Йельсон долго копался в глубоком кармане своего мехового комбинезона и вытащил оттуда большой портсигар.
— Последняя пачка папирос. Ценятся на вес золота и даже дороже, но я, по–видимому, должен расположить слушателей в свою пользу или хотя бы дать им возможность лишние четверть часа не клевать носом — каждый получает по папиросе.
Из мешков потянулись жадные руки. Йельсон выдал всем по папиросе и, закурив свою, начал:
— Вы помните, вероятно, из–за чего нам пришлось в октябре тысяча девятьсот двадцать девятого года начать целую серию полетов с Аляски в район мыса Северного у Чукотской земли? Там застрял во льдах на зимовку старый
Свенсон на своем «Нануке». Дрянное маленькое корыто этот «Нанук», и, конечно, Свенсону приходилось на нем несладко. Впрочем, речь шла не о том, чтобы выручать самого Свенсона — он в этом не нуждался и способен просидеть во льду сколько угодно, как медведь, сося свою лапу. Удивительно крепкий старик. Вы помните, как он прошел зимой 1928 года на собаках с зазимовавшей шхуны в Москву только для того, чтобы поругаться с советским Гос- торгом, помешавшим ему вывезти заготовленную пушнину по воздуху?
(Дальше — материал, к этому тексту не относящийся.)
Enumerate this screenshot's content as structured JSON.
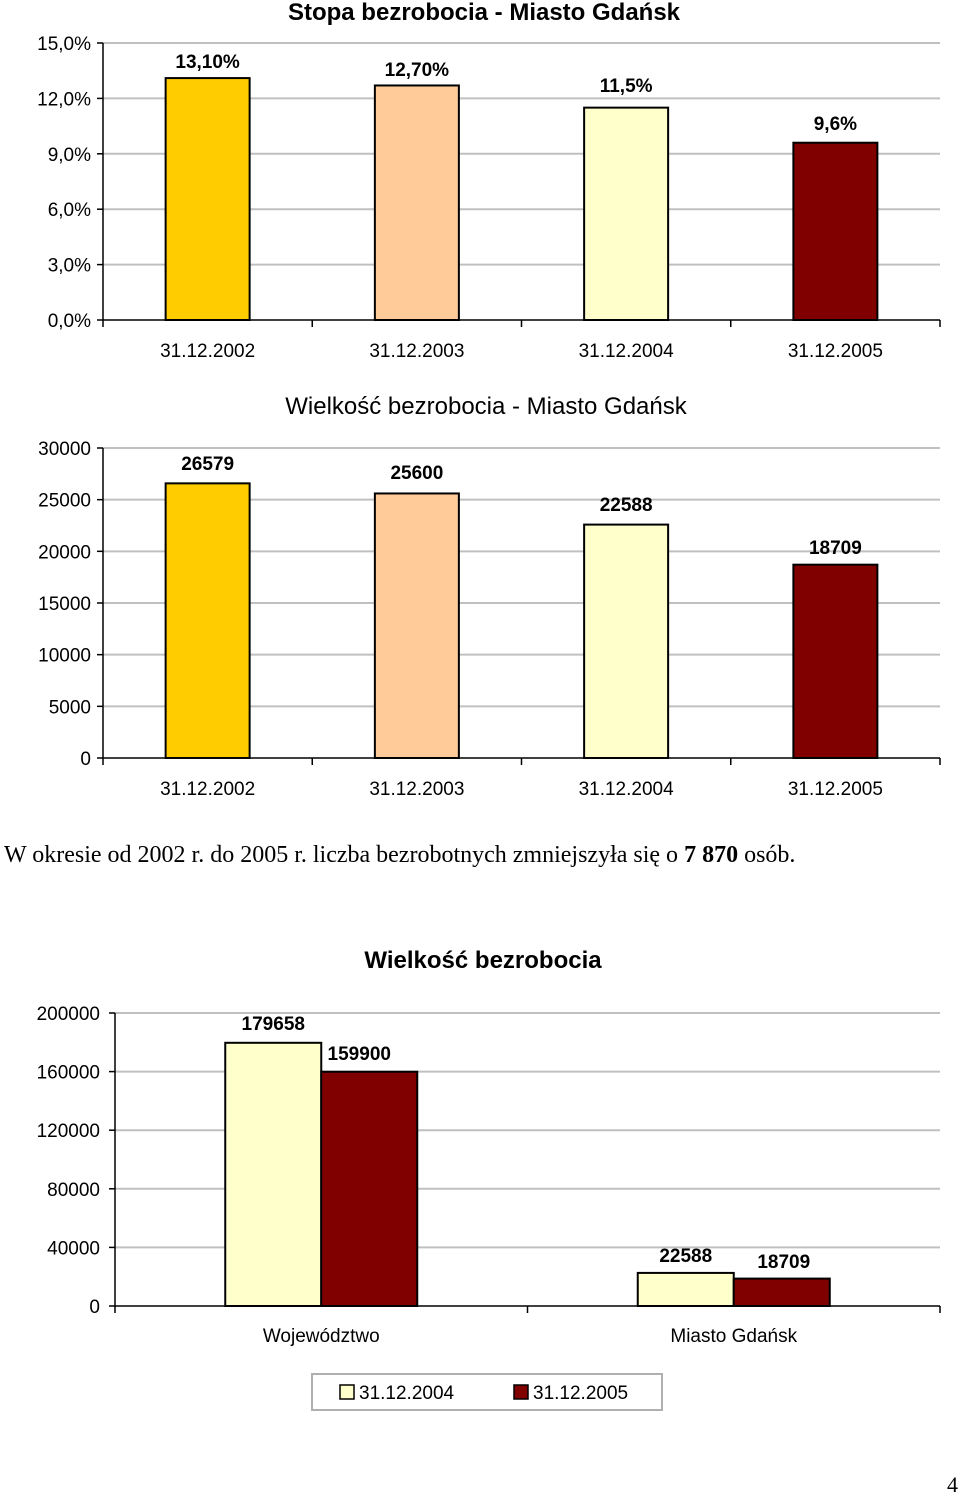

Это был номер. Но, впрочем, сейчас не об этом. Так «Нанук» вмерз крепче, чем нужно, и обречен был на зимовку. А на «Нануке» у старого Свенсона был результат годового сбора пушнины — ее нужно было как можно скорее доставить в Америку. Иначе старик нес большие убытки, а не в его привычках терять доллары там, где он считает их принадлежащими себе. Вместе с необычайной крепостью и, если хотите, даже широким иногда размахом настоящего исследователя, в нем уживается душа невероятно скупого торговца. Он, как никто, понимает, что время всегда дороже денег. А что может сохранить время лучше аэроплана? Свенсон уже отлично знал, что лучшего ничего не найдешь, и потому стремился организовать переброску мехов с «Нанука» на Аляску именно по воздуху. А тут еще один грузик застрял на «Нануке» — дочь Свенсона. Ее он тоже не хотел оставлять на зимовку во льду на своей поганой шхуне. Вероятно, старик считал, что и этот товар может потерять в цене от лишнего года непроизводительного лежания на боку. В отеческие чувства старика я не верю; тем более, что и девица–то не из тех, что нуждаются в особенной опеке — вполне подстать папаше. Ну, как бы там ни было, а нам предложили по примеру прошлого года слетать к «Нануку» и перебросить на материк все, что нужно. Мы не имели никакого основания отказываться от такой работы. Она не только интересна, но после нее как–то значительно веселее чувствуешь себя с распухшим от долларов бумажником. Летать нам приходилось не впервой — в 27 году я даже кубок Хармана получил за такую же работу.